Cops are looking for a woman who plowed into a 2-year-old girl while biking through Riverside Park early on Saturday evening, then left the scene. The crash happened near W. 95th Street at about 6 p.m. The cyclist was riding "unbelievably fast" when she hit the toddler in the shared bike and pedestrian path along the Hudson River, according to Joshua Sperber, who was sitting in the park with his own 7-month-old at the time. Sperber was horrified by what he saw.
"It felt like someone hit me in the stomach with a sledgehammer," he said.
"The girl appeared to be in shock, had an immediate severe bruise on her face, and suffered what seemed to be a seizure," he wrote in an email.
Sperber rushed to the aid of the girl's parents and, "for a split second I literally forgot [my son] in the stroller for a moment. I was on my phone and I dropped it." He said he didn't see whether the cyclist fell, but that she apologized to the family as the father tried to carry the toddler away.
"She said, 'I'm so sorry; I'm so sorry. I didn't see her at all,'" Sperber remembers. The parents ignored her, and the cyclist became loud and more insistent, saying, "I'm sorry! I didn't expect to see her right in the middle of the path."
Sperber said that the woman left about five minutes after the crash, and though a Parks Department employee was on the scene, no ambulance came for the 25 or so minutes that Sperber stuck around. A Fire Department spokesman said that emergency medical personnel picked up the child, suffering from head injuries, at 6:18 and drove her to Mount Sinai St. Luke's. A police spokeswoman said the cyclist is wanted for failure to exercise due care resulting in serious injury, a traffic violation punishable by a $750 fine or as many as 15 days imprisonment. Neither agency had further information on the girl's condition.
Sperber said he was focused on helping the parents of the victim. In retrospect, he wishes he had done more to stop the cyclist from leaving, but he thinks no one involved was thinking clearly.
"I'm so pissed at myself for not saying something to her, or taking a picture of her," he said. "I can't believe she left. In her defense, she felt awful, and the parents didn't want to hear it."
Police describe the woman's bike as "multi-colored," and though Sperber didn't pay close attention to it, he is sure it wasn't a beach cruiser. "This was not a leisurely bike ride," he said. "This was a hardcore exercise routine." He said he hopes the authorities find the woman so that she has to answer to the victim's family, and potentially pay their medical bills.

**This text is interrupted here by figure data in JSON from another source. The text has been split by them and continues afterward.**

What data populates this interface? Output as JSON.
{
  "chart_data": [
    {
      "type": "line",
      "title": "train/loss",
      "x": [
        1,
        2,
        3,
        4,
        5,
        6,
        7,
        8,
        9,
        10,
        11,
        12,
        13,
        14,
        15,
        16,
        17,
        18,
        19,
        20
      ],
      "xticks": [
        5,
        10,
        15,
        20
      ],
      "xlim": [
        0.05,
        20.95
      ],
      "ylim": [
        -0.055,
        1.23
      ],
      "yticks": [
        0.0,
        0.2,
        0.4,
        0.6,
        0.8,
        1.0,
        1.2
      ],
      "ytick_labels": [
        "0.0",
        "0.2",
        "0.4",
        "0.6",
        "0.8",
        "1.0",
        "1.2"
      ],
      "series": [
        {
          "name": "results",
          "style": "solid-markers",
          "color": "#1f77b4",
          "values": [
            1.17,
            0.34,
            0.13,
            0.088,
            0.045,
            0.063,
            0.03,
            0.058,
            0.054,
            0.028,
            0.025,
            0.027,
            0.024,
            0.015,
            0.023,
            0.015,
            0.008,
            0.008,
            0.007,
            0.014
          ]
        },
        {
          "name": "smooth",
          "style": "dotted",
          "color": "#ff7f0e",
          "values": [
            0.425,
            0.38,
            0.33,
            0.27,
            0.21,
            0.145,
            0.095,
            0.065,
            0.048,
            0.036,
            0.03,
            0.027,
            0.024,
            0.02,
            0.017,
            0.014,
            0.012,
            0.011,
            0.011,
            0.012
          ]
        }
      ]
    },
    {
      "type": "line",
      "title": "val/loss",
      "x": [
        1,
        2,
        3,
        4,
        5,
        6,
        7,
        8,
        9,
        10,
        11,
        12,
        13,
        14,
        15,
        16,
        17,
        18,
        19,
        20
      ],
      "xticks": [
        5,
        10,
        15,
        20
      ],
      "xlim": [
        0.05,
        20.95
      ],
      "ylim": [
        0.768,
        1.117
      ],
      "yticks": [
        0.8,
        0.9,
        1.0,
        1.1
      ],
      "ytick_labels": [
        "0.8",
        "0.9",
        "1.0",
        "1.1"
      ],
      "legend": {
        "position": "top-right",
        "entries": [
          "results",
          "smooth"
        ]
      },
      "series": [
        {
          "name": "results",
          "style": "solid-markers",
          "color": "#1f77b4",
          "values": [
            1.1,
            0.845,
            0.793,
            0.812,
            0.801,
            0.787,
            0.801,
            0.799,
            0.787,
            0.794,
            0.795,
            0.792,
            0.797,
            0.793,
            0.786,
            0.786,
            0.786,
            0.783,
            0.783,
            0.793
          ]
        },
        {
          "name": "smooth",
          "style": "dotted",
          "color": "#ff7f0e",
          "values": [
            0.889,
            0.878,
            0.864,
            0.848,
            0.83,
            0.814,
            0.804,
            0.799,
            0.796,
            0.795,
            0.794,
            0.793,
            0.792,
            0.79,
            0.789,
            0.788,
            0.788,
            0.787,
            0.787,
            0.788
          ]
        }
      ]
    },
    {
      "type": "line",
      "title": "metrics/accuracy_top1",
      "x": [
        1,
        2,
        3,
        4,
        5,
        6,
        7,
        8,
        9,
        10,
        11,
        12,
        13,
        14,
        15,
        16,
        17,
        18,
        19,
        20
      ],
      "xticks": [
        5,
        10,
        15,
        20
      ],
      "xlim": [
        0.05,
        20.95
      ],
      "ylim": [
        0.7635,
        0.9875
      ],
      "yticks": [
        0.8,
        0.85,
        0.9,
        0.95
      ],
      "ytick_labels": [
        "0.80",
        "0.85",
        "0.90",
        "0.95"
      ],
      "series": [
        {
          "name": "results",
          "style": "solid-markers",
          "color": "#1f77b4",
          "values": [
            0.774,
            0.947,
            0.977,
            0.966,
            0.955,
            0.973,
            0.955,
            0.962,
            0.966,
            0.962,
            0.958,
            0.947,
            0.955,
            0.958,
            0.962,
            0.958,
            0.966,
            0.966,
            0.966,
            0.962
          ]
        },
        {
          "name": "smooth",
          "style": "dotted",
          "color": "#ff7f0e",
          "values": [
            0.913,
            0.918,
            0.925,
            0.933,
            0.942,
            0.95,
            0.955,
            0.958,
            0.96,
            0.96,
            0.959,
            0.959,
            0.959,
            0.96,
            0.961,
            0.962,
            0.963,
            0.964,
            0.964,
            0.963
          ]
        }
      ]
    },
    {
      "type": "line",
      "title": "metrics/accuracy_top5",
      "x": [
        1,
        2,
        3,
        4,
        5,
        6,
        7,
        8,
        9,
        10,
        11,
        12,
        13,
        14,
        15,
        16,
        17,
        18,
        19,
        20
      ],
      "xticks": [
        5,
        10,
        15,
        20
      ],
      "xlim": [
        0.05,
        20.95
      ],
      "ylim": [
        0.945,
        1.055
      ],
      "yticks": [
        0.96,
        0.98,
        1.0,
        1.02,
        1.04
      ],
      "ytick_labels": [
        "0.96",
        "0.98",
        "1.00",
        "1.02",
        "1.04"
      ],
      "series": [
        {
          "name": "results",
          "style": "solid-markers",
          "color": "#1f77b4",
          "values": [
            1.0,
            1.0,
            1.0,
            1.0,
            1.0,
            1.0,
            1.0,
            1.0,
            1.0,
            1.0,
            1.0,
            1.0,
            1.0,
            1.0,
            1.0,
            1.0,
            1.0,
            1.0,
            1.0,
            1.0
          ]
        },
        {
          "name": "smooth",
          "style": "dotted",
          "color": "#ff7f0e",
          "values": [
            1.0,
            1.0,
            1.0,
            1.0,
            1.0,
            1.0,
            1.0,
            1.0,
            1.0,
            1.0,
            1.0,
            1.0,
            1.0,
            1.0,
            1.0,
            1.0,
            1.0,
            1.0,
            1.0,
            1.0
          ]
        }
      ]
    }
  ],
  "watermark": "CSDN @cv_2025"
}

"I feel like she has to show her face and take responsibility for what she did, and own it, figuratively and literally," he said. "That's not that family's fault. You don't expect somebody to be doing Tour de France training in a park."
Sperber said the woman was white, about 50 years old, stands 5-foot-9 and weighs around 140 pounds, with chin-length brown hair.
The crash occurred four days after software company executive Ben Jone, 82, died of head trauma sustained during a July 23rd bike crash in Riverside Park near W. 79th Street. Police believe Jone was the only one involved in the wreck, DNAinfo reported.